Lady Bird, written and directed by Greta Gerwig is a beautiful film about tender and turbulent ties that bind mothers and daughters. Marion McPherson (Laurie Metcalf) is a working woman, relentlessly focused on keeping her family afloat after the loss of her husband’s (Tracy Letts) job. She is also annoyingly controlling, deeply opinionated, and committedly compassionate.
Qualities that we can live with and even find charming in other people’s mothers, are not necessarily so charming in our own mothers, and certainly not during the turbulent teen years, marked by hormones and rebellion, boyfriends and temptations. Saoirse Ronan is brilliant in the role of Marion’s daughter, Christine “Lady Bird” McPherson” (I am a devoted fan now). It is heart wrenching when she tells her nagging mother, “I am sorry I am not perfect”.

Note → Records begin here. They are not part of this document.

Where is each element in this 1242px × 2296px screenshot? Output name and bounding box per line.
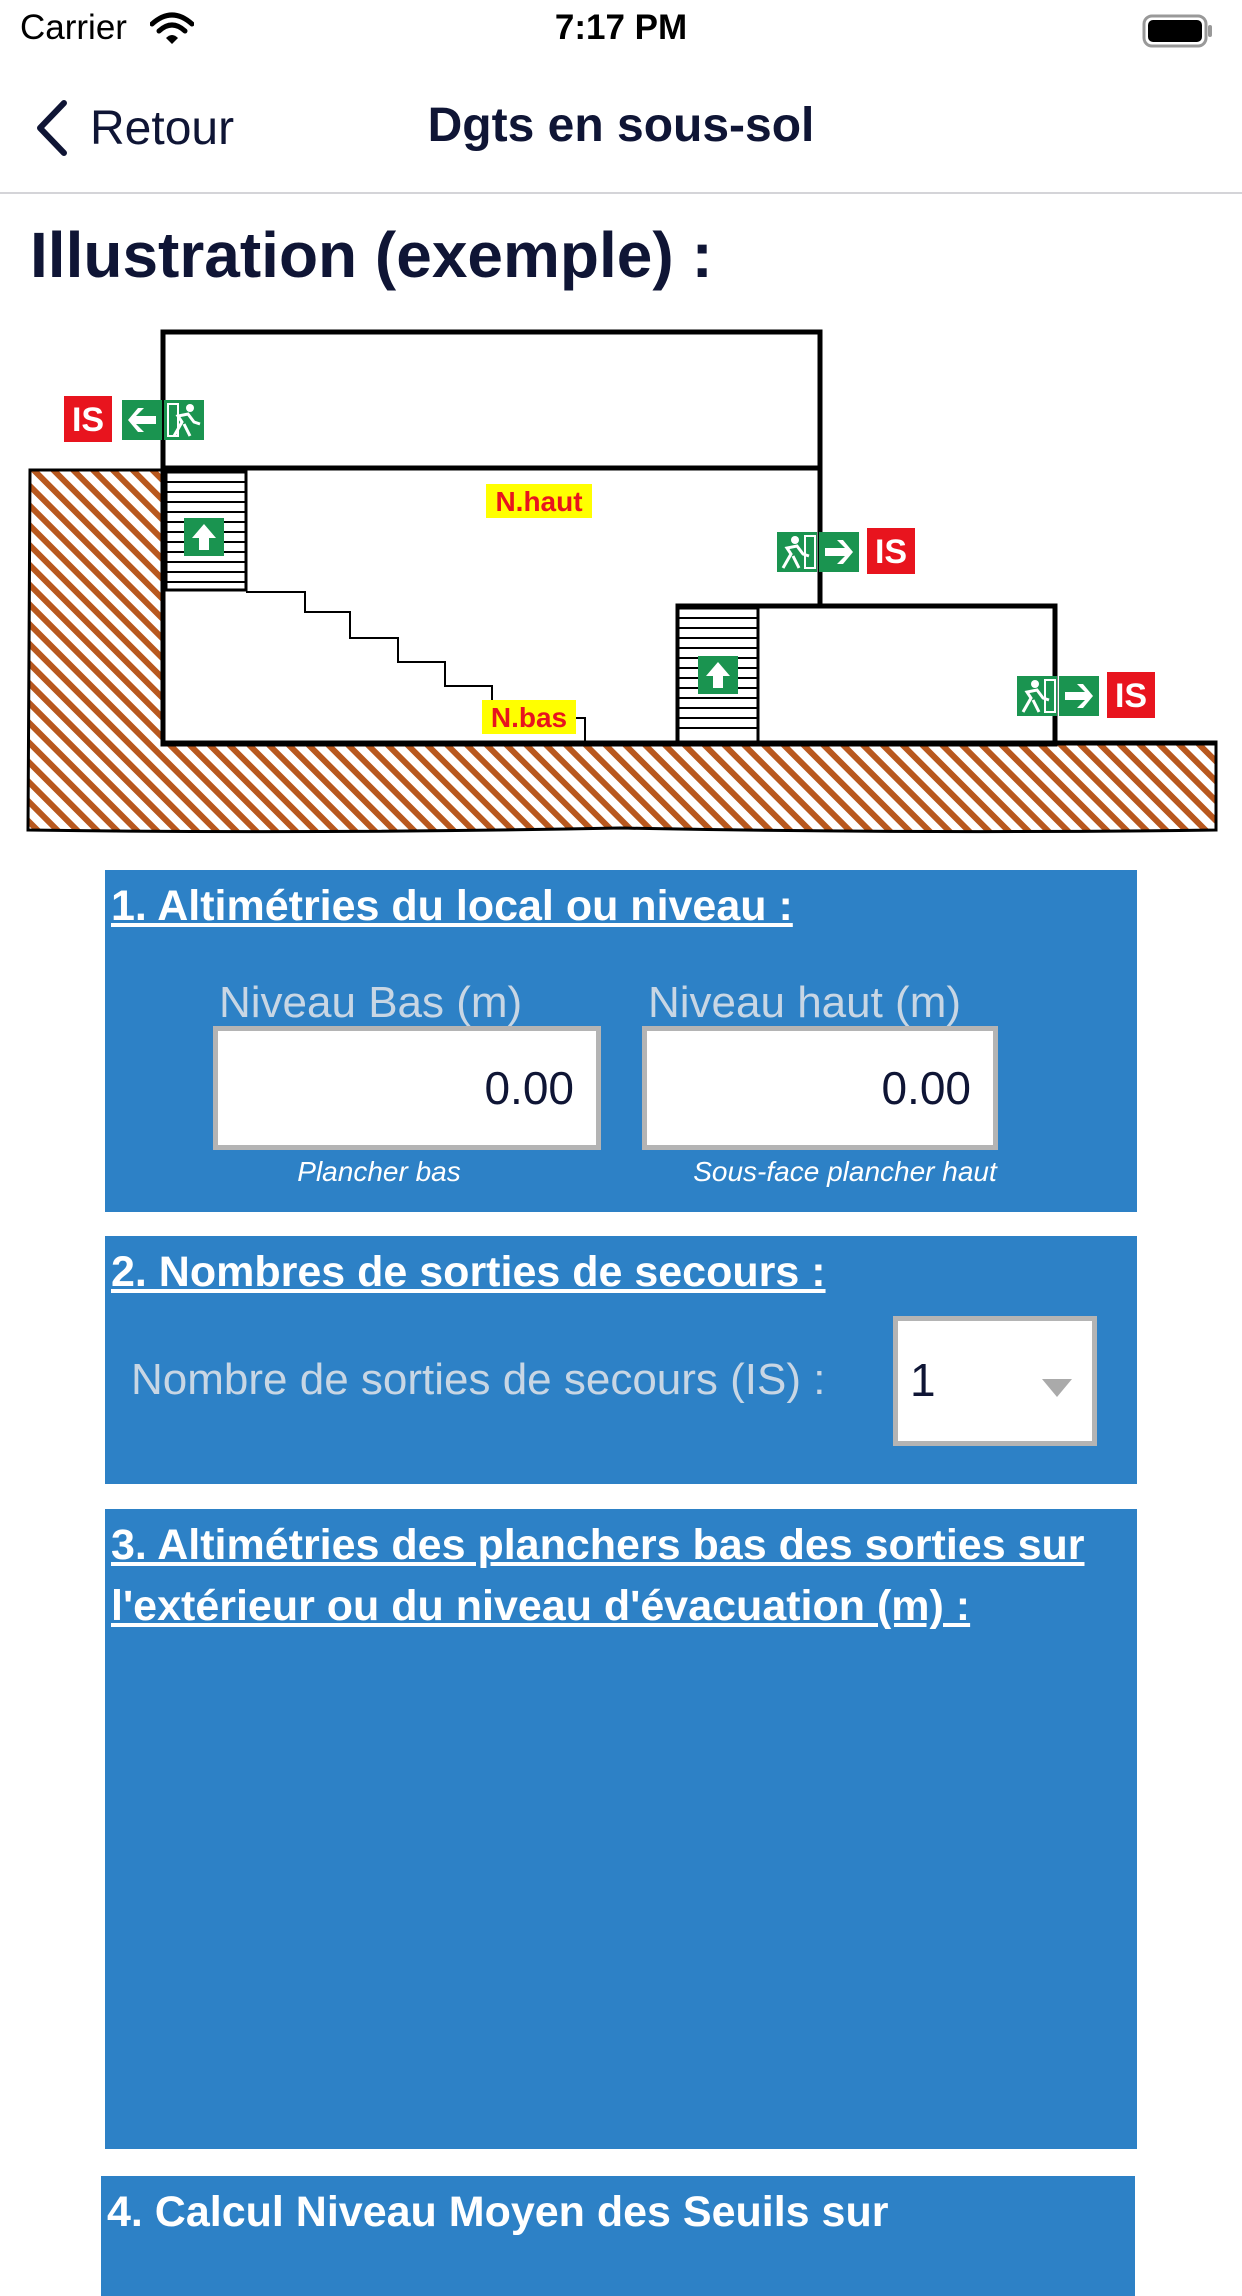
- exit-sign-middle: IS: [777, 528, 915, 574]
- nombre-sorties-select[interactable]: 1: [893, 1316, 1097, 1446]
- battery-icon: [1142, 14, 1212, 48]
- section3-heading: 3. Altimétries des planchers bas des sor…: [111, 1521, 1085, 1630]
- status-bar: Carrier 7:17 PM: [0, 0, 1242, 62]
- section-altimetries-local: 1. Altimétries du local ou niveau : Nive…: [105, 870, 1137, 1212]
- svg-text:IS: IS: [72, 401, 104, 439]
- selected-value: 1: [910, 1354, 936, 1406]
- section-altimetries-sorties: 3. Altimétries des planchers bas des sor…: [105, 1509, 1137, 2149]
- section-calcul-niveau-moyen: 4. Calcul Niveau Moyen des Seuils sur: [101, 2176, 1135, 2296]
- section2-heading: 2. Nombres de sorties de secours :: [111, 1248, 826, 1296]
- right-staircase: [676, 606, 760, 744]
- upper-floor: [160, 329, 823, 471]
- exit-sign-right: IS: [1017, 672, 1155, 718]
- niveau-bas-input[interactable]: [213, 1026, 601, 1150]
- dropdown-caret-icon: [1042, 1379, 1072, 1397]
- section1-heading: 1. Altimétries du local ou niveau :: [111, 882, 793, 930]
- niveau-bas-label: Niveau Bas (m): [219, 978, 523, 1027]
- niveau-haut-input[interactable]: [642, 1026, 998, 1150]
- nav-title: Dgts en sous-sol: [427, 99, 815, 152]
- exit-sign-top-left: IS: [64, 396, 204, 442]
- svg-text:IS: IS: [875, 533, 907, 571]
- svg-text:IS: IS: [1115, 677, 1147, 715]
- building-cross-section-illustration: N.haut N.bas IS IS IS: [26, 329, 1218, 834]
- clock: 7:17 PM: [554, 8, 688, 47]
- illustration-title: Illustration (exemple) :: [30, 219, 713, 291]
- nombre-sorties-label: Nombre de sorties de secours (IS) :: [131, 1355, 826, 1404]
- label-n-haut: N.haut: [495, 486, 582, 517]
- niveau-haut-hint: Sous-face plancher haut: [693, 1156, 997, 1187]
- label-n-bas: N.bas: [491, 702, 567, 733]
- niveau-haut-label: Niveau haut (m): [648, 978, 962, 1027]
- left-staircase: [164, 470, 248, 592]
- niveau-bas-hint: Plancher bas: [297, 1156, 461, 1187]
- section-nombre-sorties: 2. Nombres de sorties de secours : Nombr…: [105, 1236, 1137, 1484]
- section4-heading: 4. Calcul Niveau Moyen des Seuils sur: [107, 2188, 889, 2236]
- navigation-bar: Retour Dgts en sous-sol: [0, 62, 1242, 194]
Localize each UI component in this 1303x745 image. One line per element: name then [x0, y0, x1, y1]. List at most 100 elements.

Lady Bird is not happy with the idea of going to college in Sacramento, close to her family’s home. Her eyes are set on New York. “I want to go where culture is”, she says. But her mother prefers that Lady Bird stay closer and go to in-state school and get a break on tuition.
It falls on Lady Bird’s father to play a go-between in the conflicts of his wife and daughter. He is intuitively aware that even when daughters stray far physically or emotionally from their roots, they always come back and he assures Marion “she’ll be back, she’ll come back”.
Lady Bird keenly observes her town and surroundings, and approaches what she sees with a fresh perspective. Her principal congratulates her for writing a beautiful essay on Sacramento and opines that what comes through from the essay is her love for Sacramento. Lady Bird casually responds, “I just pay attention” and the principal says paying attention is in fact, a measure of love. It is only when Lady Bird goes far from her home that she gets an epiphany that it was her mother, who paid the most attention to her needs and milestones.
This is a beautiful film that focuses on subtle mother daughter conflicts and manages to avoid being overly dramatic. On a scale of 1 to 5 with 5 being excellent, I rate the film as 4.6.